Kenya'dan Bangladeş'e, Fransa'dan Libya'ya, ABD'den İngiltere'ye dünyanın çeşitli coğrafyalarındaki çatışmaların önümüzdeki süreçte daha da şiddetlenmesi bekleniyor. Çünkü yeni iç savaşların öne çıkan üç özelliği krizleri küresel çapta kronikleştiriyor. İlki işgal ve darbelerle iç savaşlara sürüklenen küresel periferiden ziyade artık emperyal merkezler mücadele alanı olmaya başladı. Avrupa'daki çiftçi protestolarından İngiltere'deki göçmen karşıtı isyana ve ABD'deki ırk ayrımcılığı ile siyasi kutuplaşmanın tetiklediği iç çatışmalar artık Batı'nın rutini haline dönüşüyor.

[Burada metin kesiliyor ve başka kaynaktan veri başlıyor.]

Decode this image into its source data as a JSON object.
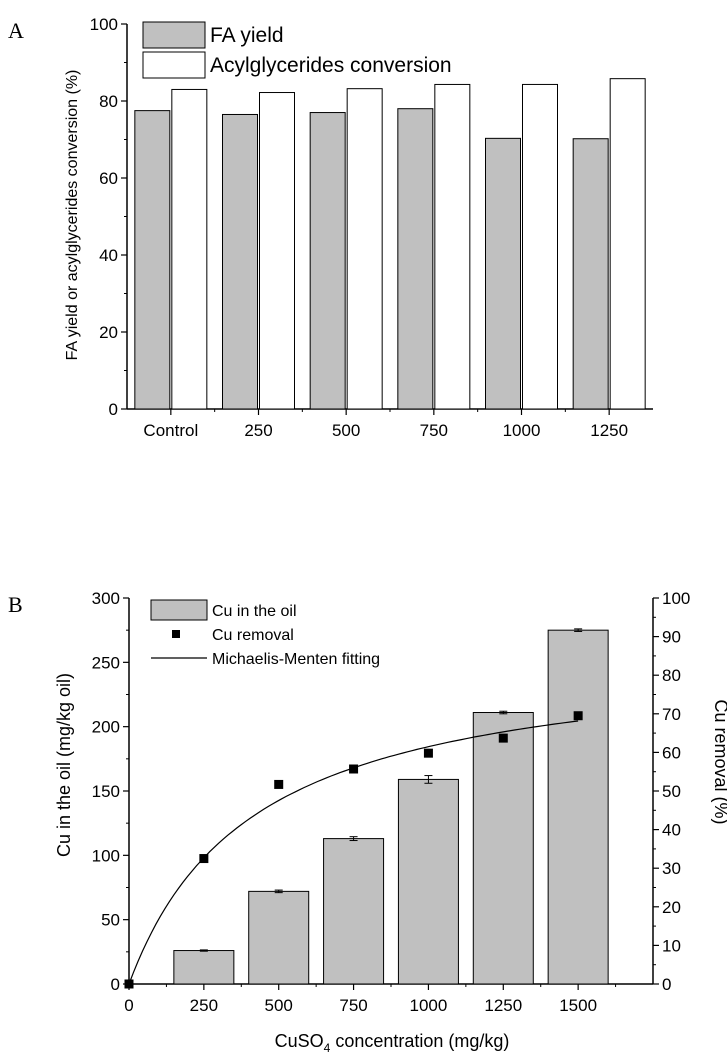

Yeni çatışmaların ikinci özelliği ise devleti ele geçirmekten ziyade dünyayı yaşanmaz hale getiren yönetici kesimlerin jeo-politik nihilizmini hedef almasıdır. Zira iç savaş, siyasi olarak bir silahlı grubun devletten iktidarı ele geçirmeye çalıştığı bir iç çatışmadır. İşte bu yüzden toplumsal protestolarda ön saflarda boy gösteren polis ve askerlerin çoğu zaman ilk hedef haline gelmesi tesadüf değildir.
***
Ancak modern egemenlik teorisini eleştiren Michel Foucault gibi post-yapısal düşünürler, devletlerin azınlık gruplarına karşı her zaman bir tür sessiz savaş yürüttüğünü ileri sürerek iç savaş mantığını tersine çevirir. Post-modern anlayışta haliyle her siyasi strateji devletin halka karşı yürüttüğü bir iç savaş hamlesi olarak yaftalanıyor. Bunun nedeni de küresel çapta ırk, din ve siyasi inançlar arasındaki çizgilerin homojenleşmekten ziyade heterojenleşmesiyle ilgili.***
Dolayısıyla asıl mesele etnik ve dini olmaktan çok yine sınıfsal ve sosyo- ekonomik faktörlere dayanıyor. Sınıfsal yoksulluğun ve yoksunluğun çatışmaları tetikleyen en tehlikeli ferman olduğunu krizleri araştıran bütün uluslararası örgütler de söylüyor zaten. Yani yönetenlere birçok ekonomik fayda sağlasa da siyasi açıdan yoksulluğun maliyeti hayli fazladır.